Malgré cette diminution progressive du volume plasmatique, la plupart des études portant sur les effets d’une immersion prolongée décrivent un état relativement stable des conditions hémodynamiques et des facteurs neuroendocriniens qui les régulent. Par exemple, après la première heure d’immersion, l’augmentation de la pression veineuse centrale est maintenue ou légèrement diminuée (Norsk et coll. 1985, Gabrielsen et coll. 1993, Johansen et coll. 1995) et les concentrations des différents médiateurs (ANP, angiotensine, aldostérone, rénine active, hormone antidiurétique…) varient peu (Norsk et coll. 1985, Kurosawa et coll. 1988, Epstein et coll. 1989, Hammerum et coll. 1998). D’un autre côté, les concentrations en adrénaline et noradrénaline diminuent en début d’immersion, mais ré-augmentent progressivement lorsque l’immersion se prolonge (Hammerum et coll. 1998).

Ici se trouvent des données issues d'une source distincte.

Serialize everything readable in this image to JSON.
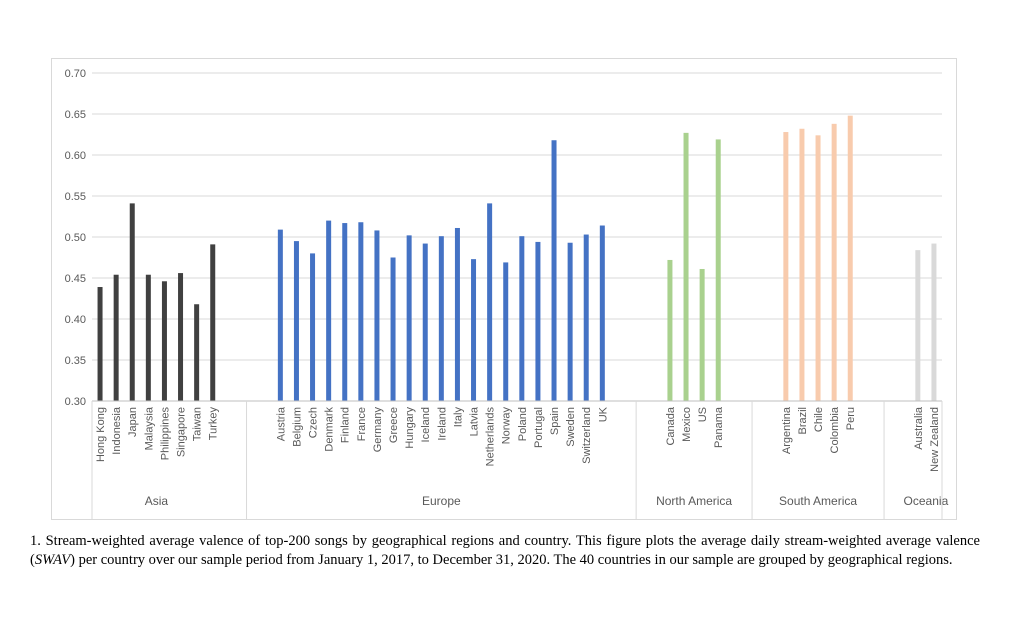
{
  "chart_data": {
    "type": "bar",
    "title": "",
    "xlabel": "",
    "ylabel": "",
    "ylim": [
      0.3,
      0.7
    ],
    "yticks": [
      "0.30",
      "0.35",
      "0.40",
      "0.45",
      "0.50",
      "0.55",
      "0.60",
      "0.65",
      "0.70"
    ],
    "grid": true,
    "legend": "none",
    "groups": [
      {
        "name": "Asia",
        "color": "#404040",
        "categories": [
          "Hong Kong",
          "Indonesia",
          "Japan",
          "Malaysia",
          "Philippines",
          "Singapore",
          "Taiwan",
          "Turkey"
        ],
        "values": [
          0.439,
          0.454,
          0.541,
          0.454,
          0.446,
          0.456,
          0.418,
          0.491
        ]
      },
      {
        "name": "Europe",
        "color": "#4472c4",
        "categories": [
          "Austria",
          "Belgium",
          "Czech",
          "Denmark",
          "Finland",
          "France",
          "Germany",
          "Greece",
          "Hungary",
          "Iceland",
          "Ireland",
          "Italy",
          "Latvia",
          "Netherlands",
          "Norway",
          "Poland",
          "Portugal",
          "Spain",
          "Sweden",
          "Switzerland",
          "UK"
        ],
        "values": [
          0.509,
          0.495,
          0.48,
          0.52,
          0.517,
          0.518,
          0.508,
          0.475,
          0.502,
          0.492,
          0.501,
          0.511,
          0.473,
          0.541,
          0.469,
          0.501,
          0.494,
          0.618,
          0.493,
          0.503,
          0.514
        ]
      },
      {
        "name": "North America",
        "color": "#a9d18e",
        "categories": [
          "Canada",
          "Mexico",
          "US",
          "Panama"
        ],
        "values": [
          0.472,
          0.627,
          0.461,
          0.619
        ]
      },
      {
        "name": "South America",
        "color": "#f8cbad",
        "categories": [
          "Argentina",
          "Brazil",
          "Chile",
          "Colombia",
          "Peru"
        ],
        "values": [
          0.628,
          0.632,
          0.624,
          0.638,
          0.648
        ]
      },
      {
        "name": "Oceania",
        "color": "#d9d9d9",
        "categories": [
          "Australia",
          "New Zealand"
        ],
        "values": [
          0.484,
          0.492
        ]
      }
    ]
  },
  "caption": "1. Stream-weighted average valence of top-200 songs by geographical regions and country. This figure plots the average daily stream-weighted average valence (SWAV) per country over our sample period from January 1, 2017, to December 31, 2020. The 40 countries in our sample are grouped by geographical regions.",
  "caption_parts": {
    "before": "1. Stream-weighted average valence of top-200 songs by geographical regions and country. This figure plots the average daily stream-weighted average valence (",
    "italic": "SWAV",
    "after": ") per country over our sample period from January 1, 2017, to December 31, 2020. The 40 countries in our sample are grouped by geographical regions."
  }
}
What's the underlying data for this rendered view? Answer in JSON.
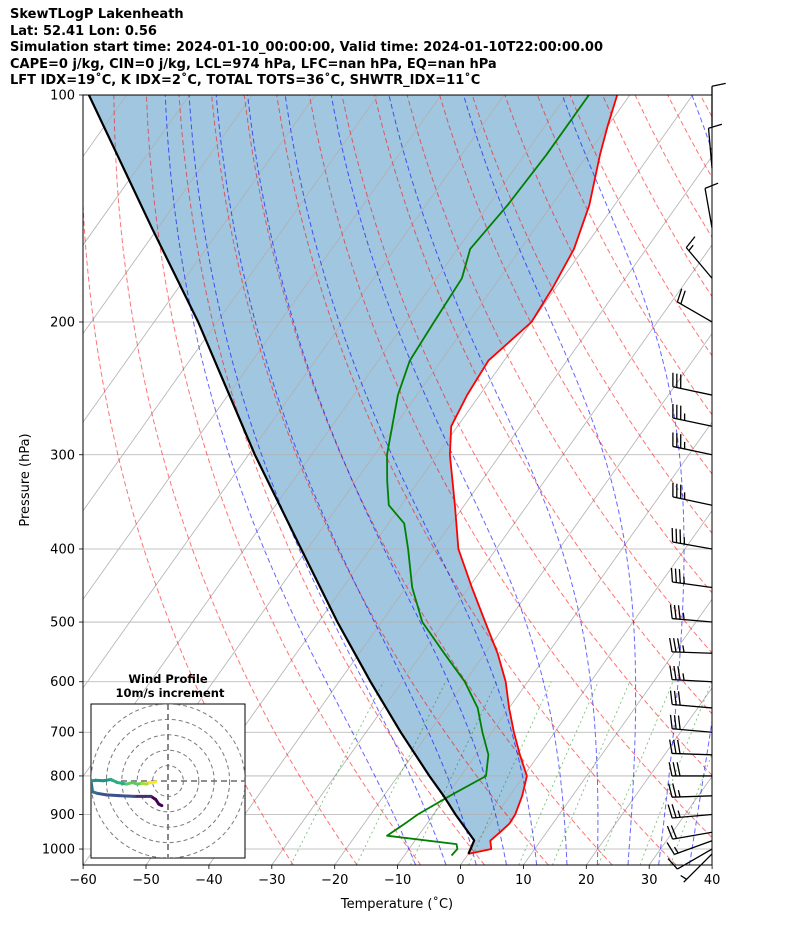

La diminution du volume plasmatique au cours de l’immersion traduit un état de déshydratation. Celui-ci a bien observé au cours d’une expérimentation effectuée en 1999 à Toulon, en collaboration avec l’Institut de Médecine Navale du Service de Santé des Armées (Moléna-Sérafin 2003). Les mesures échocardiographiques ont permis de mettre en évidence un VES et un Q

.

c significativement moindres après 5h d’immersion qu’après 15 min. Lors de l’expérimentation « Immersion de Longue Durée », nous avons observé une tendance à la diminution du VES entre la première demi-heure (66,5 ± 3,6 à 18°C et 70,8 ± 7,0 à 10°C) et la 5è heure (65,7 ± 4,0 mL à 18°C et 67,0 ± 6,0 à 10°C). La diminution progressive de la pression veineuse centrale, du VES, de la natrémie, rapportée par Stadeager et coll. (1992) au cours de 12 h d’immersion, relève du même phénomène. L’augmentation progressive des concentrations en adrénaline et noradrénaline (Hammerum et coll. 1998) et des RPT associée

à une baisse de la compliance artérielle (Moléna-Sérafin 2003) au cours d’une immersion de 6h pourrait traduire un début de réponse à cet état de déshydratation.